So today, mr.wonderful (phong) did something absolutely beautiful. He was on his way to the gym when he saw an old man pulled over on the side of the highway. So being the amazing human being he is, he pulled over and found out the old man was out of gas. Phong then took him to the gas station to get gas and brought him back to his car. the old man cried. he told phong that God was going to bless him soon and he was very thankful.

I have a freaking amazing boyfriend with the kindest, nicest heart and soul ever. He is so extremely considerate of others it astounds me. I have never been so attracted to someone as i was tonight, he is a babe ;)

Because of this, it got me thinking. I’ve been so completely caught up in all of my worries and drowning in my sorrows that i have become oblivious to the other problems of the world. I want to do something completely selfless, i want to volunteer, i want to get to know a complete stranger and do my best to help them with what little i have. i want to dedicate my time to something bigger than myself. I need to see that there is more than just this one way of living out there.
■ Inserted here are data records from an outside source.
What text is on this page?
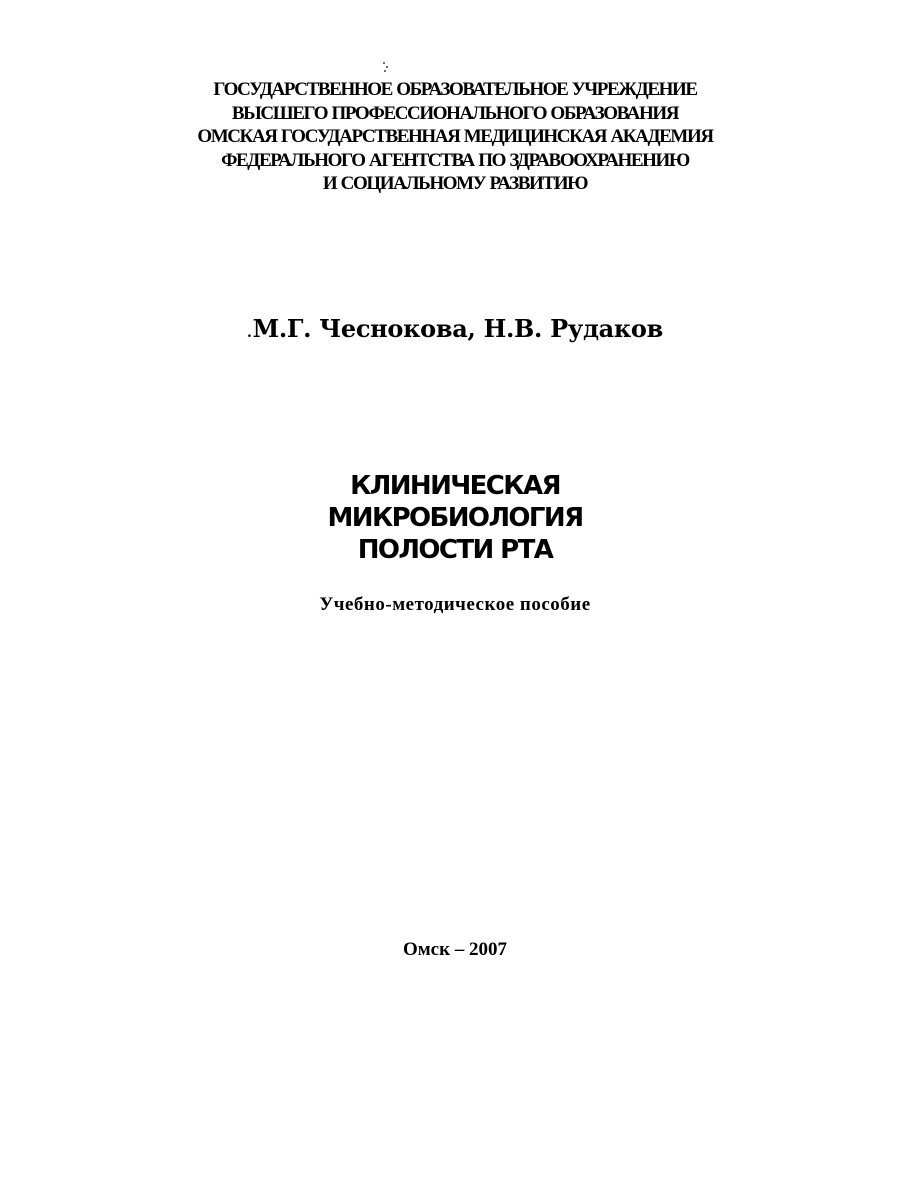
ГОСУДАРСТВЕННОЕ ОБРАЗОВАТЕЛЬНОЕ УЧРЕЖДЕНИЕ
ВЫСШЕГО ПРОФЕССИОНАЛЬНОГО ОБРАЗОВАНИЯ
ОМСКАЯ ГОСУДАРСТВЕННАЯ МЕДИЦИНСКАЯ АКАДЕМИЯ
ФЕДЕРАЛЬНОГО АГЕНТСТВА ПО ЗДРАВООХРАНЕНИЮ
И СОЦИАЛЬНОМУ РАЗВИТИЮ
.М.Г. Чеснокова, Н.В. Рудаков
КЛИНИЧЕСКАЯ
МИКРОБИОЛОГИЯ
ПОЛОСТИ РТА
Учебно-методическое пособие
Омск – 2007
I have been so consumed, so distracted, and mostly, so ignorant of the problems around me because i have become completely selfish and worry stricken.

With my new found free time, i am now going to attempt at dedicating my time to those who would enjoy it and would benefit from what little i have to give. I want to feel completely selfless and feel good about something i’ve done this year.

So thank you, love, for showing me how ignorant and selfish i have been.